The closing read: the infrastructure is in place, the credit is stable, and virtual production is building a new category of imported specialist demand. The variable is whether the local crew pipeline recovers fast enough to reduce out-of-state reliance — or whether the rebound deepens it.
Conclusion
33 productions in March, 22% start-date delays, and a 45% housing-burden ratio — three numbers that describe the same problem from different angles. Stage utilization is not the constraint. Crew availability is. And when the local pipeline can't fill the roster, the production imports the crew. Housing stops being a logistics item and becomes a production risk variable: slow to source, and the compressed-prep problem compounds; poor in quality, and retention suffers in a market where alternatives are one phone call away.
Housing a production in Atlanta this year? Minty Living manages 160+ furnished properties across production-adjacent submarkets, with block availability, flexible add/drop terms, and consolidated itemized billing. Talk to our production housing team.
How Minty Living Can Help
Minty Living is a preferred vendor for major Atlanta studios, managing 160+ production-ready furnished properties across the submarkets covered in the studio proximity guide above — from Fayetteville and the Trilith corridor to Inman Park, Old Fourth Ward, and the Eastside neighborhoods adjacent to Cinespace and Eagle Rock.

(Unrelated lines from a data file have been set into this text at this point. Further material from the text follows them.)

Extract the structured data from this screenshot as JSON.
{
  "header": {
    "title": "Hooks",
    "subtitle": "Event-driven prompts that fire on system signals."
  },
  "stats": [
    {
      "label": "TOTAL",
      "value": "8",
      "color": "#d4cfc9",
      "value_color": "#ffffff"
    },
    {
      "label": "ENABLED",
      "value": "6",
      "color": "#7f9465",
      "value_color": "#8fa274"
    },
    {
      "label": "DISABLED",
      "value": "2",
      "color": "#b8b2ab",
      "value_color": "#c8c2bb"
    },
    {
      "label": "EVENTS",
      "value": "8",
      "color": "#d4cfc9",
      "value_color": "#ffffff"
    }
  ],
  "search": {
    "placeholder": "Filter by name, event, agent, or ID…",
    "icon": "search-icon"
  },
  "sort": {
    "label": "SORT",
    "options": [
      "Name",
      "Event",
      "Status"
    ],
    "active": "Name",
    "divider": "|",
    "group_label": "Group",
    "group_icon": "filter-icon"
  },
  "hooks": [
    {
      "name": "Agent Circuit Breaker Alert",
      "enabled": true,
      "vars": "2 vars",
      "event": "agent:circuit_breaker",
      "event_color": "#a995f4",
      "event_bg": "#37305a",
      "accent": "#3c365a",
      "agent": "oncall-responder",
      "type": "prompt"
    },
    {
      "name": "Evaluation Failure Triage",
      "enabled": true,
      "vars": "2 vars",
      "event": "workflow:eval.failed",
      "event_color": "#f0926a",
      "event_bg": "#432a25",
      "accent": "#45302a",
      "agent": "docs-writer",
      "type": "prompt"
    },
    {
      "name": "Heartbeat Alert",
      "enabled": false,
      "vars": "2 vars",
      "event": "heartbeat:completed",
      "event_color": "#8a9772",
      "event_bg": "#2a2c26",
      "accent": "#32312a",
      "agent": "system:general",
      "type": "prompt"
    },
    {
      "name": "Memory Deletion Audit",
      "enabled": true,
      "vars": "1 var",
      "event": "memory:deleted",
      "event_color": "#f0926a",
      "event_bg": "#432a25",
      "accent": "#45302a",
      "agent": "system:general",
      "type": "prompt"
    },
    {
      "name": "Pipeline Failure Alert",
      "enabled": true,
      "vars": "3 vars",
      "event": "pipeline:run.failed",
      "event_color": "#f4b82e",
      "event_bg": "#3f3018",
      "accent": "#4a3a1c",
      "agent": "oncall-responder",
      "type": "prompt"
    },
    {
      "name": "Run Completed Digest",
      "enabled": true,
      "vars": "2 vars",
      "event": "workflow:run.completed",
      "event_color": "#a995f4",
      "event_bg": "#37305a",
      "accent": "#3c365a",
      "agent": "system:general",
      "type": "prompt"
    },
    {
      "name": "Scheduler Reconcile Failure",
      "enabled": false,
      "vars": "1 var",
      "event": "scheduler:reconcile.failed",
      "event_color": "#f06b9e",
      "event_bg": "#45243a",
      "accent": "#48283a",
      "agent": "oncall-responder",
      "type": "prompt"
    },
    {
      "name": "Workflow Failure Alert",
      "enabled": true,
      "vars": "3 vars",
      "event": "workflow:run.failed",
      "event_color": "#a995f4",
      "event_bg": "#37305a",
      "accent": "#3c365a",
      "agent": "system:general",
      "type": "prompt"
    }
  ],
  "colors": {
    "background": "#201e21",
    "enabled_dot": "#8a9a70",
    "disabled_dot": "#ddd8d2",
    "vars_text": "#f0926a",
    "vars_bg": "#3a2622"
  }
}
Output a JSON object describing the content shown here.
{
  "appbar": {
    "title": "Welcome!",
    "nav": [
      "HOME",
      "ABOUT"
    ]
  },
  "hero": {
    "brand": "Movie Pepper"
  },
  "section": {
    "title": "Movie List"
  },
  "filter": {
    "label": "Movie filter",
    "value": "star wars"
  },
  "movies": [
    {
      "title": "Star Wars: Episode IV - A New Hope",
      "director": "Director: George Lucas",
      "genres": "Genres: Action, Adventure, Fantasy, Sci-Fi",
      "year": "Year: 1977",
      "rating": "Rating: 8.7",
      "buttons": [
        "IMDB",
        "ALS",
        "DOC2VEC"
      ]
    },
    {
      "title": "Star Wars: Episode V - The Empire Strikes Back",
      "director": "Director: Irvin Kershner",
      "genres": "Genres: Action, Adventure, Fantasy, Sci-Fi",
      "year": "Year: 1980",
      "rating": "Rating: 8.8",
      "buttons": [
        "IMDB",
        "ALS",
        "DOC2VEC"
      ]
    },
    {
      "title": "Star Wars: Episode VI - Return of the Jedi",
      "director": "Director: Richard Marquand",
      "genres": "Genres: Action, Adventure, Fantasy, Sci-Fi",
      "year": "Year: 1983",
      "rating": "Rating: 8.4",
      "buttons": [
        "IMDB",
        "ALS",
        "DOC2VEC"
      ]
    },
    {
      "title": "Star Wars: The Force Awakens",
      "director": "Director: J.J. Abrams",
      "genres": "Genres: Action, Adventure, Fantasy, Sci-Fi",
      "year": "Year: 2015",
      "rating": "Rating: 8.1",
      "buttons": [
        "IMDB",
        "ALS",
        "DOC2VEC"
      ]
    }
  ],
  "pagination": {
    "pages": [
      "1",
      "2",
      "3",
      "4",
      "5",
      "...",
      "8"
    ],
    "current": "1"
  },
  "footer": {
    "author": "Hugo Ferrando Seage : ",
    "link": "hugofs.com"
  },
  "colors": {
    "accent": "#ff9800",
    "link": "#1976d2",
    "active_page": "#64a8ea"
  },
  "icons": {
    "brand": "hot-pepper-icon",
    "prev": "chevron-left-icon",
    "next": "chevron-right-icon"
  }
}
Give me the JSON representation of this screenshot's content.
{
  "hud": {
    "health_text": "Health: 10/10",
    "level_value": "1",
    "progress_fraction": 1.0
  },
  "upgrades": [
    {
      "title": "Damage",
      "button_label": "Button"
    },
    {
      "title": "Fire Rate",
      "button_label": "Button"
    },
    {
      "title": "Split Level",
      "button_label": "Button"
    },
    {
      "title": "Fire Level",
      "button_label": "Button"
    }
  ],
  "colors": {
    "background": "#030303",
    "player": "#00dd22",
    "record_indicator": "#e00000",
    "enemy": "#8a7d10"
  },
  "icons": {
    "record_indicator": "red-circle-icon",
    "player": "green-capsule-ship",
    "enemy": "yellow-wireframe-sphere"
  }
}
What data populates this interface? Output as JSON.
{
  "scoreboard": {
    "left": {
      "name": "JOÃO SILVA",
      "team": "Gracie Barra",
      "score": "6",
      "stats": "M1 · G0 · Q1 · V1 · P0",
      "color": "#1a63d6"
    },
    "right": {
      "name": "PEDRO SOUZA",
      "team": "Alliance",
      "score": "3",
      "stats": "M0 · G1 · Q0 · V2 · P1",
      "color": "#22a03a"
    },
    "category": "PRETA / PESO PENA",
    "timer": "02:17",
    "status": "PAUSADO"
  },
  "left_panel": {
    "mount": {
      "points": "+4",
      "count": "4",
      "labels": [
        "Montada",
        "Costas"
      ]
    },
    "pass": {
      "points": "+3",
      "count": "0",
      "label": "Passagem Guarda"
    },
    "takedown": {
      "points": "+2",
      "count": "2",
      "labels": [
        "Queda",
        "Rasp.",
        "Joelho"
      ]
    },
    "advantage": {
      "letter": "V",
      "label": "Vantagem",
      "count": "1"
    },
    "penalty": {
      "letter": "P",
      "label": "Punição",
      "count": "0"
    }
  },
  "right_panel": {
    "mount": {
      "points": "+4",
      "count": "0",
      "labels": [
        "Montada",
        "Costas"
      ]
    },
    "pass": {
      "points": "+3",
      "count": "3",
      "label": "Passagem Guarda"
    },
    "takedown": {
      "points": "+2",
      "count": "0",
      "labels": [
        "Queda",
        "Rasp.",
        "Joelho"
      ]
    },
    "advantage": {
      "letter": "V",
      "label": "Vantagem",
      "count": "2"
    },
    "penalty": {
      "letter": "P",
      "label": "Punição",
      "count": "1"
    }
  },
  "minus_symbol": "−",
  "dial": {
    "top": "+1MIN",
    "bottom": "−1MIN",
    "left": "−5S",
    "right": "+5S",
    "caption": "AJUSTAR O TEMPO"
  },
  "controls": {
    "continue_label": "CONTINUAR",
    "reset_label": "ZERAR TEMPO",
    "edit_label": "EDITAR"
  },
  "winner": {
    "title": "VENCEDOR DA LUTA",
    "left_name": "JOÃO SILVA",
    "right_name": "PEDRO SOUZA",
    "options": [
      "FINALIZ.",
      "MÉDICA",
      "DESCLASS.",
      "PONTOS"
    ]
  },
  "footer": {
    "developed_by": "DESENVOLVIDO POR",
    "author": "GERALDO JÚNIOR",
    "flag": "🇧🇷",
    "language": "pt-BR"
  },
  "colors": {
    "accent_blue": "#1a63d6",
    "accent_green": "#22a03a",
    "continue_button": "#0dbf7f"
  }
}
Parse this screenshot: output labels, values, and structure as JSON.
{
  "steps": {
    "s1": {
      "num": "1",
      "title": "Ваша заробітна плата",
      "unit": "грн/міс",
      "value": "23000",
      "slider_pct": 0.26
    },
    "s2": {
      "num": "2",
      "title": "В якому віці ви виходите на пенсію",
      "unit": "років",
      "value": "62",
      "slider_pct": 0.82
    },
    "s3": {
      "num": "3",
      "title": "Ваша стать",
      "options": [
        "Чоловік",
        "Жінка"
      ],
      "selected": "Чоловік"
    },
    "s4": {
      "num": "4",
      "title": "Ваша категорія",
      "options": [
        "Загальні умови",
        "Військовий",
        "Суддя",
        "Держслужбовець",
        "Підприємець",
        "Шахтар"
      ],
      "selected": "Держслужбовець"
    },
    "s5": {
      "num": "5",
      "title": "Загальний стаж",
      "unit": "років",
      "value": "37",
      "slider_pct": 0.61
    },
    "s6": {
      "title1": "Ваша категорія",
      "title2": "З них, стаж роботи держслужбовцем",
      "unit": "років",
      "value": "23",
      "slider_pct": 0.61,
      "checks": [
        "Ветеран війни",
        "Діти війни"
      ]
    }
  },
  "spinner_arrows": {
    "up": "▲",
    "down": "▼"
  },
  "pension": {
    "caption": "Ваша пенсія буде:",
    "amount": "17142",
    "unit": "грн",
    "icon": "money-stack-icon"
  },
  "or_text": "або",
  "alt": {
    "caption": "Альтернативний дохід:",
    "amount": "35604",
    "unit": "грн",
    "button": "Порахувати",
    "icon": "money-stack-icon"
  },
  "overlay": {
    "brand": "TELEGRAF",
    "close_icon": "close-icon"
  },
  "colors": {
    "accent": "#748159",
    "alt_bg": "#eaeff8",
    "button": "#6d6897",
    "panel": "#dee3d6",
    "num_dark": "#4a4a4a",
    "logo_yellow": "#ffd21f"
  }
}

For line producers and UPMs sourcing film crew housing in Atlanta during compressed prep windows: we work on production-friendly lease terms, accommodate block bookings with add/drop flexibility, and issue consolidated itemized billing by cost center. Billing documentation is formatted to support production accounting close.
Contact our production housing team at mintyliving.com/contact or (404) 999-0841.
Methodology and Sources
Production count data sourced from Georgia Entertainment (March 2026) and Project Casting (March and June 2026); both accessed June 2026. Economic trajectory figures ($4.4B peak, $2.3B trough) sourced from AtlantaFi. Tax credit details from Shamel Studio. IATSE per diem from TopSheet. Production-specific data: Scooby-Doo: Origins from Deadline (April 2026); Tulsa King S4 from production reports. VP infrastructure from NEP/Trilith Prysm stage announcement. Trade context from Variety. Episodic resilience narrative from Georgia.org.
Single-source acknowledgment: Most role-level crew shortfall statistics in this report — production accountant shortfall and fill time, senior VFX vacancy and deferred contract value, virtual production technician shortfall, stage utilization, housing-burden ratio, rent appreciation, and VP volume projections — derive from a single KiTalent industry analysis. These figures are attributed explicitly throughout and corroborated where possible against Georgia Entertainment and Variety. KiTalent figures were published in the period January 2025–early 2026 and may not fully reflect conditions during the March 2026 production peak. Readers evaluating any single statistic for production-budget purposes should treat KiTalent-sourced figures as directional indicators and verify against current market conditions.